Contrary to some commentators’ perceptions, the economic case for corporate tax rate reduction does not involve the hope that corporations will “use” their tax savings to make additional investments, pay higher wages, or hire additional employees. Profit-maximizing corporations look at the anticipated tax savings from their decisions, not the tax savings they have already reaped from previous actions. The economic theory also does not assume any altruism or social responsibility by corporations.
Instead, the economic case for corporate tax rate reduction relies on corporations’ response to incentives. The rate reduction will prompt self-interested corporations to make additional investments to obtain larger tax savings from the rate reduction. The additional investment will make workers more productive and therefore more valuable to employers. Competition by employers to hire additional workers will force employers to pay higher wages. The additional investment and the increases in productivity and wages will occur over several years.
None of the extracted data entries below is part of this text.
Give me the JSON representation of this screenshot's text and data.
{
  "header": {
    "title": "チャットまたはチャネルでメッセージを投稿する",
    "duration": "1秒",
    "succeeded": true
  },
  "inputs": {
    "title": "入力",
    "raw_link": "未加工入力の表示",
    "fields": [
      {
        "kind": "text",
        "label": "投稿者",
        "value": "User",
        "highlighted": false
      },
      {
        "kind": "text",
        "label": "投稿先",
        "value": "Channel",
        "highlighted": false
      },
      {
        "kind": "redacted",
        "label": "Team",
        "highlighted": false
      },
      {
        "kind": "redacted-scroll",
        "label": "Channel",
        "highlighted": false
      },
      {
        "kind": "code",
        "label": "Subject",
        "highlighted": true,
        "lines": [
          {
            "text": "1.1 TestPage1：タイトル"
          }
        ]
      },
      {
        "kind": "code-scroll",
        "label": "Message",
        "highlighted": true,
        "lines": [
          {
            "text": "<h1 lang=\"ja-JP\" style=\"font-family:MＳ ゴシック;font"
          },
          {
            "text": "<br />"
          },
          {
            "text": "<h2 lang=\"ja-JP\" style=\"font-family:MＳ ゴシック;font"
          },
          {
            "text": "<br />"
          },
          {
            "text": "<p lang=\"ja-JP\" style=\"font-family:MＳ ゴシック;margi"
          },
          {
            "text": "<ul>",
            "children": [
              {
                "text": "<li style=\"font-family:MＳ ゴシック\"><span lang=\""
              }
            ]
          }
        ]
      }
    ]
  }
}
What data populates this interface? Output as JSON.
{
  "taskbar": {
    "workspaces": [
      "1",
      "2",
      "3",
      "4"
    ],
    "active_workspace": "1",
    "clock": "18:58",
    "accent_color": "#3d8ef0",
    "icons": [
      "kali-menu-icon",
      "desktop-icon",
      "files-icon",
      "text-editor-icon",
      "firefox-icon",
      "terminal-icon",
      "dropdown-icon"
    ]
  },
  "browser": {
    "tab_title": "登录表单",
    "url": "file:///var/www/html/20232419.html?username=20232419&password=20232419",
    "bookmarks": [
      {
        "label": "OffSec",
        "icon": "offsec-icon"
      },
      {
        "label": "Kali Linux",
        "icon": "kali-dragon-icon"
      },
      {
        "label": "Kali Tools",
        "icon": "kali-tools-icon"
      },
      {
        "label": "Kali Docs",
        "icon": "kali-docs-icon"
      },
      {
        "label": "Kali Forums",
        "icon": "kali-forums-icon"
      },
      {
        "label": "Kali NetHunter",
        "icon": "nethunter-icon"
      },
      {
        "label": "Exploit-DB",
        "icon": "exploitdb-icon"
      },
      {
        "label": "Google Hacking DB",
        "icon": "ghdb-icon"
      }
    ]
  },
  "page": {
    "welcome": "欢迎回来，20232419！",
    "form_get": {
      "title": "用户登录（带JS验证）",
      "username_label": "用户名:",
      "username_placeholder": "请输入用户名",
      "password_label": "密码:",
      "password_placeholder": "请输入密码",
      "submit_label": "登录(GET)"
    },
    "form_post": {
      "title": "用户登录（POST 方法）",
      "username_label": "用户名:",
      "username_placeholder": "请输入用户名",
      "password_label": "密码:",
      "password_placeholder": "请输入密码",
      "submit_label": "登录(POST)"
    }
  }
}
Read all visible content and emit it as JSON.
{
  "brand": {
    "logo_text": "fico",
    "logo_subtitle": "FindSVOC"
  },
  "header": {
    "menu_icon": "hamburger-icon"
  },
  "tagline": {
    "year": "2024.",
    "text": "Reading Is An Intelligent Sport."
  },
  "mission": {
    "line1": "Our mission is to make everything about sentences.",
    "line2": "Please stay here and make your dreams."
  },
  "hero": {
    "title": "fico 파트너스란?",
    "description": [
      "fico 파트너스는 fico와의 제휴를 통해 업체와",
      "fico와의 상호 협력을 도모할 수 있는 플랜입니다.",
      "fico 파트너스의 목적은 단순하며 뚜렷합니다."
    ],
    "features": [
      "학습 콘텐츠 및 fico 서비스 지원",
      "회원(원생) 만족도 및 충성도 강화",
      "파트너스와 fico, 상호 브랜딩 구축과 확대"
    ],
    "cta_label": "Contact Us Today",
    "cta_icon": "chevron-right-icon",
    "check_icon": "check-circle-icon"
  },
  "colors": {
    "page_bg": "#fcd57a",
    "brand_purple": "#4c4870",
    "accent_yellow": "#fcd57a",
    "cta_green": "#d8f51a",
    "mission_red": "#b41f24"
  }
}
In an economy with fixed interest rates, such as a small economy perfectly open to capital inflows, a corporate tax rate reduction is clearly beneficial. Workers receive all the benefits of the rate reduction. Because workers’ wage gains are larger than the revenue loss from the rate reduction, workers benefit from the rate reduction even if the revenue loss is covered through increased wage taxation. Moreover, using deficit finance to delay the fiscal burdens would not drive up interest rates and would not crowd out investment.
The actual impact of the corporate tax rate reduction will fall short of the rosy picture painted by the small-perfectly-open-economy model. Because the United States is a large economy and is not perfectly open to international capital inflows, corporations’ increased demand for capital will push up interest rates, which will blunt the increase in investment and workers’ wage gains.
A deficit-financed corporate tax rate reduction has further implications in a large imperfectly open economy. The additional government debt will further push up interest rates, offsetting or maybe even reversing the gains in investment, output, and wages. Also, a complete accounting of the effects of the corporate tax rate reduction must include the future tax increases and spending cuts that will be adopted to service the debt. Dynamic estimates of the TCJA that allow interest rates to change generally find small gains in output and wages, which may be reversed in future decades because of the deficits.
Several corporations announced one-time employee bonuses after the TCJA was enacted, citing the corporate tax rate reduction as part of the reason for the bonuses. The timing of the bonuses indicates, however, that they do not reflect the gradual rise in productivity that economic theory predicts from a corporate tax rate reduction. The bonuses may be a public relations response to the rate reduction or they may be responses to the ongoing economic expansion that corporations are attributing to the rate reduction for public relations reasons.